Et lætabor super eis, cum bene eis fecero: et plantabo eos in terra ista in veritate in toto corde meo et in tota anima mea.
42 Want zo spreekt Jahweh: Zoals Ik al deze grote rampen over dit volk heb gebracht, zo zal Ik over hen ook al het goede doen komen, wat Ik hun nu beloof.
Quia hæc dicit Dominus: Sicut adduxi super populum istum omne malum hoc grande: sic adducam super eos omne bonum, quod ego loquor ad eos.
43 Er zullen weer akkers worden gekocht in dit land, waarvan ge zegt, dat het een wildernis is, zonder mensen en vee, overgeleverd in de macht der Chaldeën.
Et possidebuntur agri in terra ista: de qua vos dicitis quod deserta sit, eo quod non remanserit homo et iumentum, et data sit in manus Chaldæorum.
44 Men zal weer akkers kopen voor geld, oorkonden schrijven en onder getuigen verzegelen in het land van Benjamin, rondom Jerusalem, in de steden van Juda, in de steden van het bergland, van de vlakte en van de Négeb.
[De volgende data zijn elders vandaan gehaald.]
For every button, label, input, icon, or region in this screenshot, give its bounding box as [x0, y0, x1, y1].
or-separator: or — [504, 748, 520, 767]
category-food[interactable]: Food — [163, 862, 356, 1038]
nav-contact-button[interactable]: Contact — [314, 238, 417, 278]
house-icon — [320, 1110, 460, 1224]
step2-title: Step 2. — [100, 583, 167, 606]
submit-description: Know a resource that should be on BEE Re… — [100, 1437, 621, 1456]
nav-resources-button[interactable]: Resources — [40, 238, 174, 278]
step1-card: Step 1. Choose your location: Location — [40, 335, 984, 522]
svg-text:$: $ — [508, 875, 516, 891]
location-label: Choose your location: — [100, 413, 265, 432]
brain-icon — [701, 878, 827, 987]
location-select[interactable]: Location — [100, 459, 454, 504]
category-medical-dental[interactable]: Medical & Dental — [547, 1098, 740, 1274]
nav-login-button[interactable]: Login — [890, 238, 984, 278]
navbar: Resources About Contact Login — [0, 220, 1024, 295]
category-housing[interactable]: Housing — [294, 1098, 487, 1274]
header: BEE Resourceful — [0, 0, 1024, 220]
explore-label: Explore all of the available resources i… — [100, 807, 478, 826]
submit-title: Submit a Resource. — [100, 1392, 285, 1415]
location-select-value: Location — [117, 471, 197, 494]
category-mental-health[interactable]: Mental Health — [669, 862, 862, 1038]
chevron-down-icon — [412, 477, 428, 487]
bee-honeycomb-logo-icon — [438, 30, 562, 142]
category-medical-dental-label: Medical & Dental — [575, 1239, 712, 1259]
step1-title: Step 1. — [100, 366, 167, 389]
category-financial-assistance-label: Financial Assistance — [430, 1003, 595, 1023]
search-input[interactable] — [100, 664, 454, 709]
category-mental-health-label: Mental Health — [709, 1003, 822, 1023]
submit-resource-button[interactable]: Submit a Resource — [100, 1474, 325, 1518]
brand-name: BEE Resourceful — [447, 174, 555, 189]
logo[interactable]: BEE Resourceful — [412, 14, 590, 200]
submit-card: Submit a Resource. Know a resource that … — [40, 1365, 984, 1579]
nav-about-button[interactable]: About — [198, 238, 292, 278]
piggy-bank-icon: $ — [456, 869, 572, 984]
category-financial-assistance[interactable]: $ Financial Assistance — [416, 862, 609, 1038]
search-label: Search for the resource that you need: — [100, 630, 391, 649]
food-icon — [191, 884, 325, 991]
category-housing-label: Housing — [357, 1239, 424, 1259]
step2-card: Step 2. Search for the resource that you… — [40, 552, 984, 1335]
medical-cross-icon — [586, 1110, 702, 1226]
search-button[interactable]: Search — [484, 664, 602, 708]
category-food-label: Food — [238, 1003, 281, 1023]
Waarachtig, Ik zal ze weer gelukkig maken, is de godsspraak van Jahweh!
Agri ementur pecunia, et scribentur in libro, et imprimetur signum, et testis adhibebitur: in terra Beniamin, et in circuitu Ierusalem, in civitatibus Iuda, et in civitatibus montanis, et in civitatibus campestribus, et in civitatibus, quæ ad Austrum sunt: quia convertam captivitatem eorum, ait Dominus.